Being a father is, so far, the most exhausting, but rewarding experience of my life.
I think the phrase ’emotional rollercoaster’ is thrown about wily-nilly, these days. All sorts of media utilise the term to try and illustrate that the author/screenwriter/actors/blah/blah take the audience on a ride they will never forget. However, if those forms of media really do give their audience a true emotional rollercoaster, then bringing up a child has higher peaks and deeper troughs than any rollercoaster known to man. In fact, the term rollercoaster is unfair in this regard, for the peaks and troughs will never be possible using modern engineering, future engineering or even arcane engineering. Even saying that bringing up a child is an emotional trek of the Himalayas is unfair. I lack the diction to truly describe it, but I’m sure by now, you understand the gist.
My daughter is currently 6 weeks old; 10lb 11oz. A veritable bundle of joy… and pain. She can make me cry with pride, then moments after, make me cry with desperation, only to make me cry with sorrow shortly after. An endless circle of endless emotional fluctuations. I’m sure I’ll get used to it; she is still brand new, in the grand scheme of things.
I have come to know a particular time in ones day as the ‘Seven Minutes of Hell’, let me enlighten you.
At the moment, my daughter sleeps an awful lot, and because of this sleeping, she forgoes the time whereby she’d be giving us the signs that she needs something. When she needs her nappy changed, she’d start to look uncomfortable and begins to move her bottom about; when she needs a feed, she starts to roll about and suck on her whole fist (no joke). These are the signs we have come to know and enjoy; they come coupled with signature groans and grunts that we’ve learned. When these signs start, my wife and I know we have limited time to prepare. With a feed, it’s getting the bottles made-up, with the nappy changing, it’s getting ‘the bag’ ready. The sleeping situation makes these signs disappear; which means we have no opportunity to prepare.
The Seven Minutes of Hell, is a specific circumstance that combines sleeping with needing to be fed. When my daughter awakens from her slumber, it’s go-time. She wants a feed, and she wants it now.
Daughter-dearest wakes up and begins
crying screaming, so my wife hits the fridge to retrieve a pre-made bottle. It’s my task to keep her stable whilst the bottle warms. This process takes seven minutes.
First, I’ll try holding her close, to let her know that everything is going to be okay. Maybe even throw in one or two kisses to calm her down
Next, I’ll sit her on my lap, facing me. This normally affords her the chance to have a good look around.
Next, I’ll try putting her down on her play-mat-come-baby-gym. She loves that place.
Next, I’ll try walking about with her held close, slowly rocking her.

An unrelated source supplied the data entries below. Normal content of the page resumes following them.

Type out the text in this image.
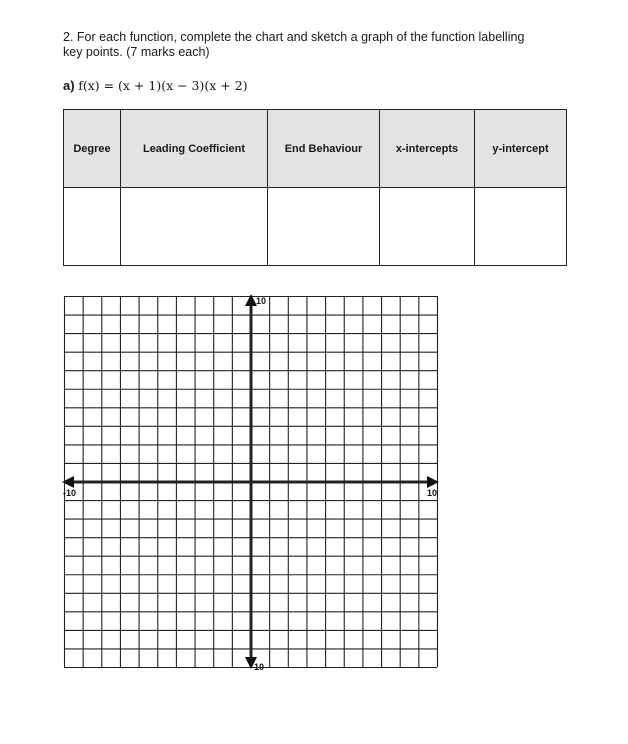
2. For each function, complete the chart and sketch a graph of the function labelling key points. (7 marks each)
a) f(x) = (x + 1)(x − 3)(x + 2)
Degree	Leading Coefficient	End Behaviour	x-intercepts	y-intercept

10
-10	10
-10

She sometimes likes to drift off to sleep whilst I do this.
Next, I’ll pop her down and try to make her laugh, and play with her.
Next, I’ll start to wonder if this is ever going to stop.
Next, I’ll resign myself to fate. This is my life now.
Next, I’ll start imitating her cries. Is this madness?
Next, I’m now a bunny rabbit. Hopping about the room with my wrists bent up under my chin. I say “What’s up Doc?” She doesn’t get the reference.
Next, I’ll shout at the top of my voice “HOW MANY MINUTES LEFT” – at this point, there’s usually still three minutes to go.
This is the difficult part, because now I’ve convinced myself that there’s nothing I can do. It’s the worst feeling in fatherhood that I’ve experienced so far. I’m powerless. I convince myself that it’s only to feed her, that she knows no other way to communicate, and that she’s not in any pain, or real distress, she’s just hungry; but none of that seems to hit the spot. She’s in my arms, upset, and there’s nothing I can do about it. This is about where my eyebrows tilt up at the centre, and my lips tighten, and that lump in the throat creeps into prominence.
Then, my wife enters, bottle-in-hand. A saviour.
Sometimes, after all this, the baby’ll only have an ounce, and she’s back out for the count. All that, for nothing. Well… not nothing, I get to see that little smile creep across her cheeks when she’s happy, and that makes it all worth it.